İçerik yok, ambalaj da yok
Bir şeyi çok merak ediyorum. Acaba ülkemizde ambalaj ve tabelalarda tasarım ve font işi neden AŞIRI önemsizdir?
Hayır, ambalaja da bu kadar önem veren, hatta “İçeriği boşver, ambalaja bak sen”ci anlayışın hakim olduğu bir ülkede neden bu iş böyledir?
Ne bileyim, şöyle bir Mecidiyeköy’e çıkın veya herhangi bir ilçe merkezinde, il merkezindeki dükkan tabelalarına, kendilerini potansiyel müşterilerine nasıl gösterdiklerine bir bakın...
Tepebaşı’nı düşünün, tarihi binalara çakılmış çirkin tabelalara sahip dükkanları düşünün, avizecileri düşünün. Anlamsız bir renk kaosu. Maksat sadece dikkat çekmek. Özen yok, fikir yok.
Üstelik bu sadece alelade dükkanlara mahsus bir konu değil. İyi isim yapmış, iyi ürünleri olanların da kanayan yarası. Mesela bakınız, bir seferinde Boğaz’da bir oteldeyiz. Kadim dostlarımla kafamızı geriye doğru ata ata AHAHAHAHAH diye gülüyor, kadehlerimizi “Şerefe dostum” diye tokuşturuyoruz.

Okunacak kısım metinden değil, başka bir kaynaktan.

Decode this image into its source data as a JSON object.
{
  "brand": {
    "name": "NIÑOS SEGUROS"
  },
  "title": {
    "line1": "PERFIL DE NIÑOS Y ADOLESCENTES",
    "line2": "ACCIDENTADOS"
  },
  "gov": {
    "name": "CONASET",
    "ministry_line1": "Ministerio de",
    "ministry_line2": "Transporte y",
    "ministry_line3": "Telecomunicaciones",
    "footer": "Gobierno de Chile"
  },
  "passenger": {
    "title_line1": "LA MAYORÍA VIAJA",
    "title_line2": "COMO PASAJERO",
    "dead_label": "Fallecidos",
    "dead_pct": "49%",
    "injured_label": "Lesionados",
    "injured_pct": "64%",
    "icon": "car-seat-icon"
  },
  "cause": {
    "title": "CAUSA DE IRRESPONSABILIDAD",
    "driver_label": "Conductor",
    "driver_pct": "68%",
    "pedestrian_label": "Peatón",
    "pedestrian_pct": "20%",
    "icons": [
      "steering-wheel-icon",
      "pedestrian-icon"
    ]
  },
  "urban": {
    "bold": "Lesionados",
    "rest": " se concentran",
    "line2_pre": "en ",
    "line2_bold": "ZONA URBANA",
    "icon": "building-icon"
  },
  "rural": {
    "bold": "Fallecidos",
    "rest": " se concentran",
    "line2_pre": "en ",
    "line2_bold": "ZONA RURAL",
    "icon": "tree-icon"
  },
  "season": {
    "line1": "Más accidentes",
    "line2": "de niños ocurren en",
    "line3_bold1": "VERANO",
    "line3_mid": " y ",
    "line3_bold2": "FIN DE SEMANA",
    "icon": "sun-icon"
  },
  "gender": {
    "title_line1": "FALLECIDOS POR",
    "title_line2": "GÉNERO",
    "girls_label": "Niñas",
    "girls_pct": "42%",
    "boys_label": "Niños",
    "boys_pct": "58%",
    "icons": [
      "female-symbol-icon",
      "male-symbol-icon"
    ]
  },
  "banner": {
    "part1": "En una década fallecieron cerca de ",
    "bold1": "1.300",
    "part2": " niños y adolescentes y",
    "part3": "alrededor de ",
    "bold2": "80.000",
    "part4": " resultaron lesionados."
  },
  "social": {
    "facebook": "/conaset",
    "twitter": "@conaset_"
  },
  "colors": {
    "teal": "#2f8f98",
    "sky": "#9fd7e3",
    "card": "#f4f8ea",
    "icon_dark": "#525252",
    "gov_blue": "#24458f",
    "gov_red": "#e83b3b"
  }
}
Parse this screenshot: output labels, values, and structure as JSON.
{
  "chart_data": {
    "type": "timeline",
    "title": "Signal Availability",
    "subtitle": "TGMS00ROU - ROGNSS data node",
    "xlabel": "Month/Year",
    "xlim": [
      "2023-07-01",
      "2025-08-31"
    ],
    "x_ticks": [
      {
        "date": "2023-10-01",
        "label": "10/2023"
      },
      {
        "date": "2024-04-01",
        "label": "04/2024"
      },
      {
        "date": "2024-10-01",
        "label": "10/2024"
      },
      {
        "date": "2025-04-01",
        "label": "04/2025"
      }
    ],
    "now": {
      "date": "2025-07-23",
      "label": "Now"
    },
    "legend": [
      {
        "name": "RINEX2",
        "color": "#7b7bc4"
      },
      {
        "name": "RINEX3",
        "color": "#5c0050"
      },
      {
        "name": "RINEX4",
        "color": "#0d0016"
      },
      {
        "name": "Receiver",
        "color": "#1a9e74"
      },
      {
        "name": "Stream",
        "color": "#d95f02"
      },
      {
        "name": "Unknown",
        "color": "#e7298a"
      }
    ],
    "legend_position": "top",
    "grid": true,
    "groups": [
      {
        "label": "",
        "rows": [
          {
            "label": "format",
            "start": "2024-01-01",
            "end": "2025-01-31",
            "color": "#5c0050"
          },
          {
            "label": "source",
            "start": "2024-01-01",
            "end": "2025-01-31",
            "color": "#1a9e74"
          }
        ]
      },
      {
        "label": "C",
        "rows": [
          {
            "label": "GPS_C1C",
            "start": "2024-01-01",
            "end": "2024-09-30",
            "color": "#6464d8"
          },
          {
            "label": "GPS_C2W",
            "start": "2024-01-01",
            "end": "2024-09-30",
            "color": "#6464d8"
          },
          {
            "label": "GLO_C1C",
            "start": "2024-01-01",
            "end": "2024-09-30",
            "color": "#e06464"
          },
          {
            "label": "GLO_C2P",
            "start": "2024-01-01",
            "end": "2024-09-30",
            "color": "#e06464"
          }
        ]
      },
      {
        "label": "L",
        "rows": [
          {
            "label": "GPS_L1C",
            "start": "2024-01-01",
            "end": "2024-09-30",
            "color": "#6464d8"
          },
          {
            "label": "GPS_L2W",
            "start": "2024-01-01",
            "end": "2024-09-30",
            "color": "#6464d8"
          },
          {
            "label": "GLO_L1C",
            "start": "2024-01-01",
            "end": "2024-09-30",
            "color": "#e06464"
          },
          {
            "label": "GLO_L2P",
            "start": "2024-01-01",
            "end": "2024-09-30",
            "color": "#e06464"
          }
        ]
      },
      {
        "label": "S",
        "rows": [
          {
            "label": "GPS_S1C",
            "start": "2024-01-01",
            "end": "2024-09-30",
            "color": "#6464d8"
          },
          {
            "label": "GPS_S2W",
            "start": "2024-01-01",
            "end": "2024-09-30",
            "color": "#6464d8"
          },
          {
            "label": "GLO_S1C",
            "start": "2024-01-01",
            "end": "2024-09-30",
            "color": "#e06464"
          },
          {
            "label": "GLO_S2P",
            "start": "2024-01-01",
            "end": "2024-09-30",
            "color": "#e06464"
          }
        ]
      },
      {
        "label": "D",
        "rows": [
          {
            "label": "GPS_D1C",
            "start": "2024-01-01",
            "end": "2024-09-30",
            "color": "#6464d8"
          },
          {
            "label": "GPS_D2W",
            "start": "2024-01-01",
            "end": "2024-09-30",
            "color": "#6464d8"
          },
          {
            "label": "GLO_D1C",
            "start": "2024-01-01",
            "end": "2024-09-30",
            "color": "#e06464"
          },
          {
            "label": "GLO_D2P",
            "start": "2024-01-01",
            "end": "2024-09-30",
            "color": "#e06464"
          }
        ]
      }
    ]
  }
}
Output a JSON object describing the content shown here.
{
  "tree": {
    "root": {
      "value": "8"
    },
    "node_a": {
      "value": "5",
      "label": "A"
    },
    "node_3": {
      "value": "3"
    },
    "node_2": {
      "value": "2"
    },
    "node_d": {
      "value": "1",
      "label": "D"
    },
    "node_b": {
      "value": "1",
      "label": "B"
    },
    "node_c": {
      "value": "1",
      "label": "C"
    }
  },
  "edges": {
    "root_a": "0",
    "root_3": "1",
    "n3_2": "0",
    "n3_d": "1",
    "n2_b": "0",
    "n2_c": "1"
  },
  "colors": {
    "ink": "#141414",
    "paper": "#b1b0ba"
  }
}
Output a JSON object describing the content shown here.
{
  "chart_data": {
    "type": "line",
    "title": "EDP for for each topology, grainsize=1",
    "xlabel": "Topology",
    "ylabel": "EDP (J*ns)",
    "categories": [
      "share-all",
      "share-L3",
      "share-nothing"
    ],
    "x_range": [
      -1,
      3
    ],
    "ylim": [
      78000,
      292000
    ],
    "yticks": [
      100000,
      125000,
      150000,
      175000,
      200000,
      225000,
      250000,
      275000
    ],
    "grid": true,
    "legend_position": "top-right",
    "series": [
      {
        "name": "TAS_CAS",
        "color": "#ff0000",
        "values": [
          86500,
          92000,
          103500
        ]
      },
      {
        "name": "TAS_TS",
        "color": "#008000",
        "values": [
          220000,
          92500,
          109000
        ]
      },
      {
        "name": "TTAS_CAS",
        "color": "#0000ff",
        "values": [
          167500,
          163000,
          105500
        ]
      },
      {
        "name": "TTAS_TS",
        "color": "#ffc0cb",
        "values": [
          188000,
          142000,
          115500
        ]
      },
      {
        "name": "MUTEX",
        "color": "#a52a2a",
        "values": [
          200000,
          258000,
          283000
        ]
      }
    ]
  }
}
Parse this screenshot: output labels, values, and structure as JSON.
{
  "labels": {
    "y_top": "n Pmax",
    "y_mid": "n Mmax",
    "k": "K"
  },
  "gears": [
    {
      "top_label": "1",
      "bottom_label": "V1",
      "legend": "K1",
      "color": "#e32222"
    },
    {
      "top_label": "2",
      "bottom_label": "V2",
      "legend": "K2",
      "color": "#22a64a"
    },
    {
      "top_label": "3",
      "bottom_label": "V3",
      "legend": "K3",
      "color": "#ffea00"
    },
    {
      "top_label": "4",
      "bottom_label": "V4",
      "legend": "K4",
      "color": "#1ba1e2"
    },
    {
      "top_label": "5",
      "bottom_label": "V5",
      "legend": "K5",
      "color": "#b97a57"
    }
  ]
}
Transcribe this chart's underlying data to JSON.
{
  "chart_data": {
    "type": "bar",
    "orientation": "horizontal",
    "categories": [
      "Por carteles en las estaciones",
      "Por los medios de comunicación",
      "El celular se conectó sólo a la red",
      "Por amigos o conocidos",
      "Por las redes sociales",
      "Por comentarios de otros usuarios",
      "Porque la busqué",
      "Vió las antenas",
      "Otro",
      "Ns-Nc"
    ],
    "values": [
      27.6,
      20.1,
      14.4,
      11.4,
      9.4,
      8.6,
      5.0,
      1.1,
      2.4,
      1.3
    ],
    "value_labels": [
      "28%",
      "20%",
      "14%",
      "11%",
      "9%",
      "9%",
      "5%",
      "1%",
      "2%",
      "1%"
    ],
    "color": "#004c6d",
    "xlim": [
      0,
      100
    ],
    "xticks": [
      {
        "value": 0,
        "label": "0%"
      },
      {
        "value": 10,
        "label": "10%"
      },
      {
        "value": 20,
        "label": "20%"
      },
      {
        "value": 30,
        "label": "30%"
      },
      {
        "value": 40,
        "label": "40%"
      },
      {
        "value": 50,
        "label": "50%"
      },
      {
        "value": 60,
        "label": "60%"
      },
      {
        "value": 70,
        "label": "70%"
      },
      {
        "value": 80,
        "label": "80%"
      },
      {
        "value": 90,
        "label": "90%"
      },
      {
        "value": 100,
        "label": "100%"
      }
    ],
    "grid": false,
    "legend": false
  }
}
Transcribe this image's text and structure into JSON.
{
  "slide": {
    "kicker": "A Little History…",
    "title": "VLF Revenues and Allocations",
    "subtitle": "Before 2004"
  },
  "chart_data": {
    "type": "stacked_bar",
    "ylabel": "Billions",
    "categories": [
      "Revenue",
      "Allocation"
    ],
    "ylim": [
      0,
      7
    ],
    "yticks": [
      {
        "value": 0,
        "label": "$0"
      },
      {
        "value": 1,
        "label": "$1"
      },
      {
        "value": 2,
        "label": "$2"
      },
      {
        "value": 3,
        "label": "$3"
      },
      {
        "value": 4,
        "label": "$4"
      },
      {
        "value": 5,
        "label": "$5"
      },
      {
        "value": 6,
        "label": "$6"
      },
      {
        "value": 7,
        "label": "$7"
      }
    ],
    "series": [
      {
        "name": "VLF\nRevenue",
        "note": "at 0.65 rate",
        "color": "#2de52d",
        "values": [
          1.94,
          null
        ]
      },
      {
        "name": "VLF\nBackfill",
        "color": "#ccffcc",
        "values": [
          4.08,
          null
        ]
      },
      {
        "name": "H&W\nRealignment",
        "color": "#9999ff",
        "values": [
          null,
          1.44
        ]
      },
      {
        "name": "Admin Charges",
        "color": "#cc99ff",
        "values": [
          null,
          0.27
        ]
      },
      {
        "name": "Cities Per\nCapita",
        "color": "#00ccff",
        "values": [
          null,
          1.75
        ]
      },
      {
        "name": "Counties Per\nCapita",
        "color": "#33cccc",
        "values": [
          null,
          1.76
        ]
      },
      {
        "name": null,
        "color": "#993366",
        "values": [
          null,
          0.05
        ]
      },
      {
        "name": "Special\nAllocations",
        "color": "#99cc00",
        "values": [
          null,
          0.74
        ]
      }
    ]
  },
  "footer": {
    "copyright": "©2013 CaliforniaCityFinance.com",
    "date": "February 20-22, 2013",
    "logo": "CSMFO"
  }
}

Şaka, şaka, bir röportajdayım. Dünyaca ünlü bir dostumuz gelmiş, kalacak yer olarak da burayı seçmiş. Nasıl seçmesin, Boğaz kenarında otel olarak kullanılan bir yalı, böyle, Allah’ım nasıl güzel döşenmiş... Giriş nefis, odalar nefis... Ama tam odalara girecekken otelin tüm havası FOSS diye sönüveriyor.
Sebep? FONT. Otelin sahibi, kapılara, o başımızın belası italik el yazısı kebapçı-inşaatçı fontuyla süitlerin adını yazmış.
Kardeşim sen o kadar kasmış, dünyanın bir ucunda bile şöhret yapmışsın, kim gelse burada kalmak istiyor ama sen odaların kapılarında Ağaoğlu’nun da kullandığı o gıcık ve girdiği her yerin havasını kaçıran lanet fontu kullanıyorsun.
“Ambalaj”a delicesine önem verilen yurdumda ambalajı bile doğru düzgün yapamıyoruz, işte insan buna hayret ediyor.
Konusu gelmişken okuma önerisi de vereyim: Domingo Yayınları, Tam Benim Tipim, Simon Garfield.